Julius est encore tombé de son lit, un lit de course sans régulateur temporel. Le voilà projeté dans sa propre histoire de bande dessinée. Problème : il est transparent, le scénario semble avancer sans lui. Il faut donc le rattraper... Virtuose !
Sur son lit de course supersonique, Julius Corentin Acquefacques semble avoir passé le mur du temps. A priori, on ne le reverra plus dans la BD, ou alors dans une autre histoire. Cauchemar, réalité ou rêve éveillé ? Peu importe, car fidèle à son habitude, Julius semble avoir rêvé trop fort et être tombé du lit. Une fois de plus. Le voilà désormais projeté dans une case de BD qui ressemble à la première de son histoire. Oui mais voilà, il s'entend parler tout en étant transparent. Une histoire de décalage spatio-temporel est peut-être à l'origine de ce hiatus. Absent de sa propre histoire qui avance trop vite pour lui, ce sont ses voisins de paliers qui vont mener l'enquête pour tenter de le retrouver.
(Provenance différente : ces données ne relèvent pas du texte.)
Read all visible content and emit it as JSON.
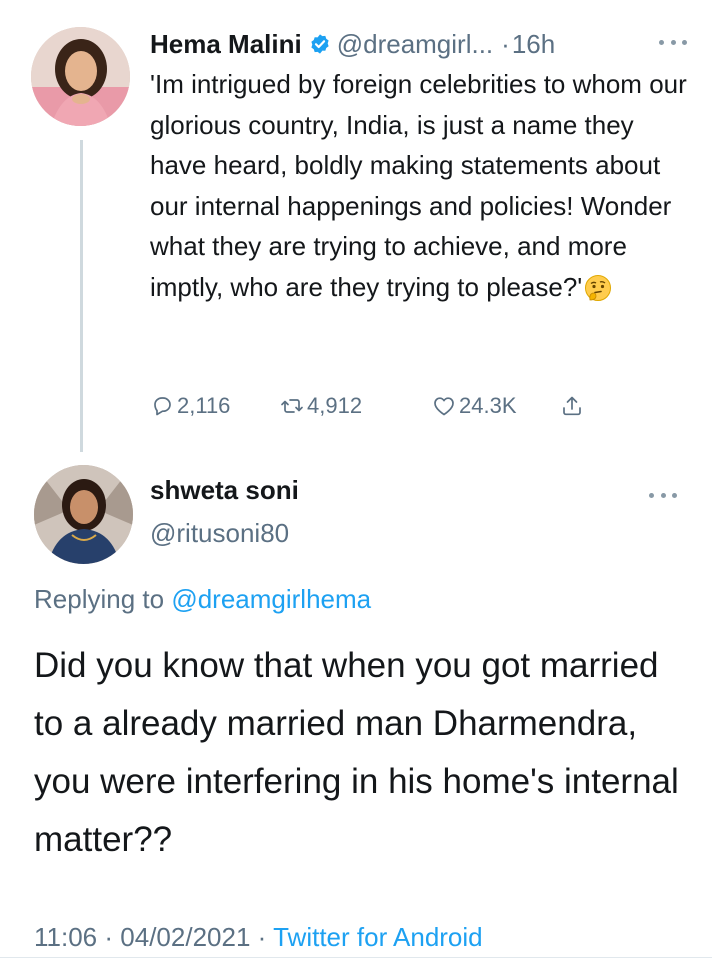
{
  "tweet1": {
    "author_name": "Hema Malini",
    "handle": "@dreamgirl...",
    "separator": "·",
    "time": "16h",
    "text": "'Im intrigued by foreign celebrities to whom our glorious country, India, is just a name they have heard, boldly making statements about our internal happenings and policies! Wonder what they are trying to achieve, and more imptly, who are they trying to please?'",
    "emoji_icon": "thinking-face-icon",
    "stats": {
      "replies": "2,116",
      "retweets": "4,912",
      "likes": "24.3K"
    }
  },
  "tweet2": {
    "author_name": "shweta soni",
    "handle": "@ritusoni80",
    "replying_prefix": "Replying to",
    "replying_to": "@dreamgirlhema",
    "text": "Did you know that when you got married to a already married man Dharmendra, you were interfering in his home's internal matter??",
    "time": "11:06",
    "date": "04/02/2021",
    "source": "Twitter for Android",
    "separator": "·"
  },
  "colors": {
    "text": "#14171a",
    "secondary": "#5b7083",
    "link": "#1da1f2",
    "verified": "#1da1f2",
    "thread_line": "#cfd9de"
  }
}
Dans le scénario officiel, Hilarion Ozéclat devait aller tambouriner à la porte de Julius pour le réveiller. Mais personne n'a répondu. Et pour cause, Julius rêvait très fort et son lit tremblait à 8 sur l'échelle d'Escher... Julius K. parviendra-t-il à rattraper son retard et retrouver le fil de sa propre histoire ?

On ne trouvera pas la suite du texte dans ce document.